Secara rinci, kinerja ekspor sebenarnya ditopang oleh sektor migas yang mencapai US$960 juta atau naik sebesar 5,34% pada bulan sebelumnya. Sementara ekspor non-migas mengalami kenaikan sebesar 0,44% menjadi US$17,52 miliar.
Total ekspor non-migas sendiri telah mencapai 94,83% dari total ekspor Indonesia pada bulan April tahun 2021. Eskpor industri pengolahan naik sebesar 0,56% secara bulanan menjadi US$14,92 miliar, dan naik 52,65% yoy atau secara tahunan.
Kemudian, industri petambangan dan lainnya juga mengalami peningkatan 2,33% secara bulanan menjadi US$2,27 miliar, dan naik 47,02% yoy. Sedangkan untuk industri pertanian mengalami penurunan sebesar 14,55% secara bulanan menjadi US$34 juga, namun industri pertanian mengalami kenaikan sebesar 18,98% yoy.
Berdasarkan kode HS, peningkatan ekspor secara bulanan terjadi di komoditas logam mulia, perhiasan atau permata, besi dan baja, terak, bijih, besi dan baja, abu logam, timah, serta mesin dan perlengkapan elektrik.
Sedangkan penurunan ekspor terjadi pada komoditas mesin dan peralatan mekanis, pakaian dan aksesorisnya, bahan bakar mineral, serta lemak dan minyak hewan atau nabati.
Berdasarkan negara tujuan ekspor, kenaikan ekspor ke China mencapai US$201,2 juta, Swiss US$166,6 juta, Korea Selatan US$119,9 juta, Taiwan US$118,4 juta, dan Malaysia US$72,8 juta.
Sementara untuk penurunan nilai eskpor terjadi pada ekspor yang dilakukan ke India US$123,8 juta, Italia US$68,3 juta, Bangladesh US$62,1 juta, Jepang US$56,7 juta, dan Belanda sebesar US$51 juta.
“Kita tahu apa yang terjadi di India saat ini dan kita semua ikut prihatin dan mudah-mudahan apa yang terjadi di India tidak terjadi di negara lain,” tutur Suhariyanto.

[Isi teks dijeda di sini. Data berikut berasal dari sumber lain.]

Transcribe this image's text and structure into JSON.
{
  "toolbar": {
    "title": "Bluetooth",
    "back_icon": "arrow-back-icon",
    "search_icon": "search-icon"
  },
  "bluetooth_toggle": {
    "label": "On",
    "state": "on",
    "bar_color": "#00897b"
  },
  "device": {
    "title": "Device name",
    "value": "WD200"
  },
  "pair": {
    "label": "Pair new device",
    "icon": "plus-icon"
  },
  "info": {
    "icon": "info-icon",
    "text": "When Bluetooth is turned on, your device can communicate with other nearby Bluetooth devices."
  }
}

Meski begitu, pangsa ekspor Indonesia tidak berubah. Ekspor terbanyak masih dilakukan ke China yang mencapai 22,40%, lalu ada AS sebesar 11,60%, dan Jepang sebesar 7,55%.

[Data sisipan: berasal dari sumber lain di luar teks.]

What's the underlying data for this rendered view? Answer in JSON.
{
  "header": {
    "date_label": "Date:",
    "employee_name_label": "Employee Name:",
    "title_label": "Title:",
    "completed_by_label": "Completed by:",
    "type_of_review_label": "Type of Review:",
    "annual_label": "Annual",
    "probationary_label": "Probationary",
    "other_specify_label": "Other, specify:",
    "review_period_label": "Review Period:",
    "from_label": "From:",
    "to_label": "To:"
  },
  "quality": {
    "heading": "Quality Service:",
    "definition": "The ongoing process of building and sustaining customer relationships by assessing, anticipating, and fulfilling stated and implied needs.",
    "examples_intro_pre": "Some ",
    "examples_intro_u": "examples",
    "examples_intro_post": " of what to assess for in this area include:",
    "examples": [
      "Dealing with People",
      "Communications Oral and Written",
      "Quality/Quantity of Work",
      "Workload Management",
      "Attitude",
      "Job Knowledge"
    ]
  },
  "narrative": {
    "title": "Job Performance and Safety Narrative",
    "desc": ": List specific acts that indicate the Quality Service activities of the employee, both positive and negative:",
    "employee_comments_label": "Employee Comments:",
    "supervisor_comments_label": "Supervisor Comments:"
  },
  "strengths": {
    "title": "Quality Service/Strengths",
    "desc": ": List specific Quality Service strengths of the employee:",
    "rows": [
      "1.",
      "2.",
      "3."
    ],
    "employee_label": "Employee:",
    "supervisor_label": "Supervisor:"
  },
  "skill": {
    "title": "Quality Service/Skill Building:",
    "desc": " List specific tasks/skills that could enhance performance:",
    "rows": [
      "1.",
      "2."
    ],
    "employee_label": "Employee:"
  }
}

Untuk impor, Suhariyanto menyebutkan bahwa nilainya mengalami penurunan 2,98% dari US$16,79 miliar pada Maret 2021. Akan tetapi, secara tahunan nilai impor masih mengalami kenaikan sebesar 29,93% dari US$12,54 miliar pada April 2020 silam.
Secara keseluruhan, impor pada periode empat bulan pertama tahun 2021 mengalami kenaikan sebesar 15,40% dari US$51,71 miliar menjadi US$59,67 miliar.

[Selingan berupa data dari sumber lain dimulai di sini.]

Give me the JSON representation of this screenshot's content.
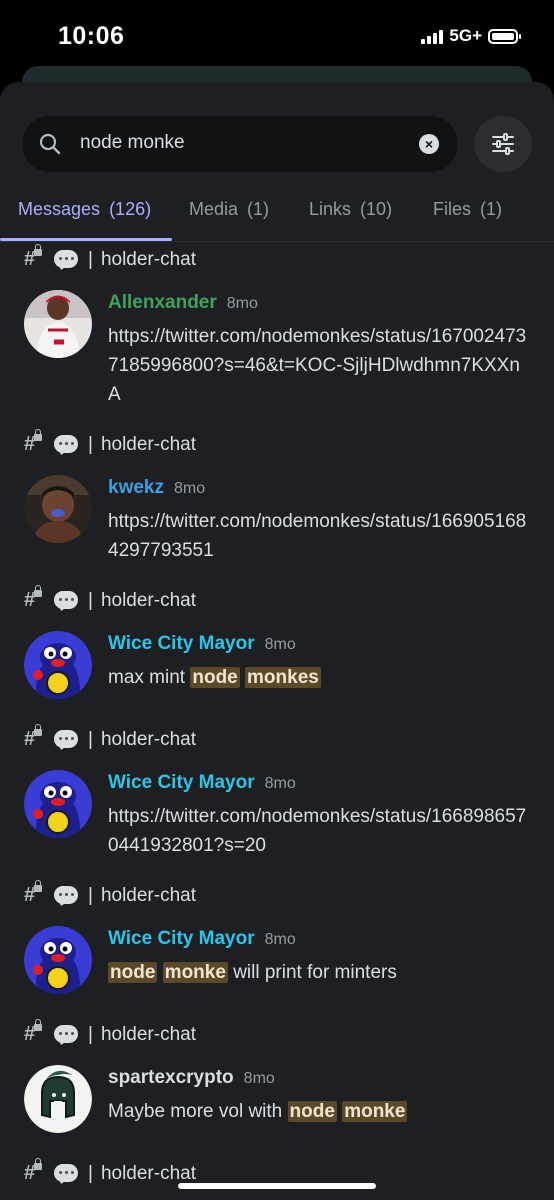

Dari sisi impor, migas mengalami penurunan sebesar 11,22% dari US$2,28 miliar pada bulan sebelumnya menjadi US$2,03 miliar. Sedangkan untuk impor nonmigas mengalami penurunan sebesar 1,69% dari bulan sebelumnya yang senilai U$14,51 miliar menjadi US$14,26 miliar.
Kepala BPN Suhariyanto mencatat bahwa menurut penggunaan barang, mayoritas impor mngalami penurunan. Tercatat, impor bahan baku atau bahan penolong mengalami penurunan sebesar 3,63% secara bulanan menjadi US$12,47 miliar, dan mengalami kenaikan 33,24% secara tahunan.
Kemudian, barang modal juga mengalami penurunan sebanyak 9,05% secara bulanan menjadi US$2,19 miliar, dan mengalami kenaikan 11,55% secara tahunan.
Dari sisi impor, hanya impor barang konsumsi yang mengalami kenaikan sebesar 12,89% secara bulanan menjadi US$1,63 miliar, dan naik 34,11% yoy.
Berdasarkan kode HS, kenaikan sisi impor berasal dari sektor mesin dan perlengkapan elektrik, sayuran, bijih dan buah mengandung minyak, buah-buahan, serta plastik dan barang dari plastik.
Sedangkan penurunan sisi impor berasal dari produk kimia, produk farmasi, ampas atau sisa industri makanan, mesin dan peralatan mekanis, kapal, perahu, dan struktur terapung.
Berdasarkan negara asalnya, peningkatan impor terjadi dari China sebesar sebesar US$597,6 juta, AS US$85,5 juta, Hong Kong US$79,3 juta, Kazakhstan US$52 juta, dan Jerman US$33,1 juta.
Sebaliknya, penurunan impor berasal dari negara Korea Selatan US$357,4 juta, Brasil US$136,2 juta, Argentina US$105,7 juta, Australia US$101,1 juta, dan India US$81,3 juta.
Untuk pangsa impor Indonesia sendiri masih didominasi oleh China sebesar 4,58%, kemudian ada Jepang 1,23%, dan Singapura 0,82%.
Sumber: Neraca Dagang Surplus US$2,19 M pada April 2021, dengan perubahan seperlunya.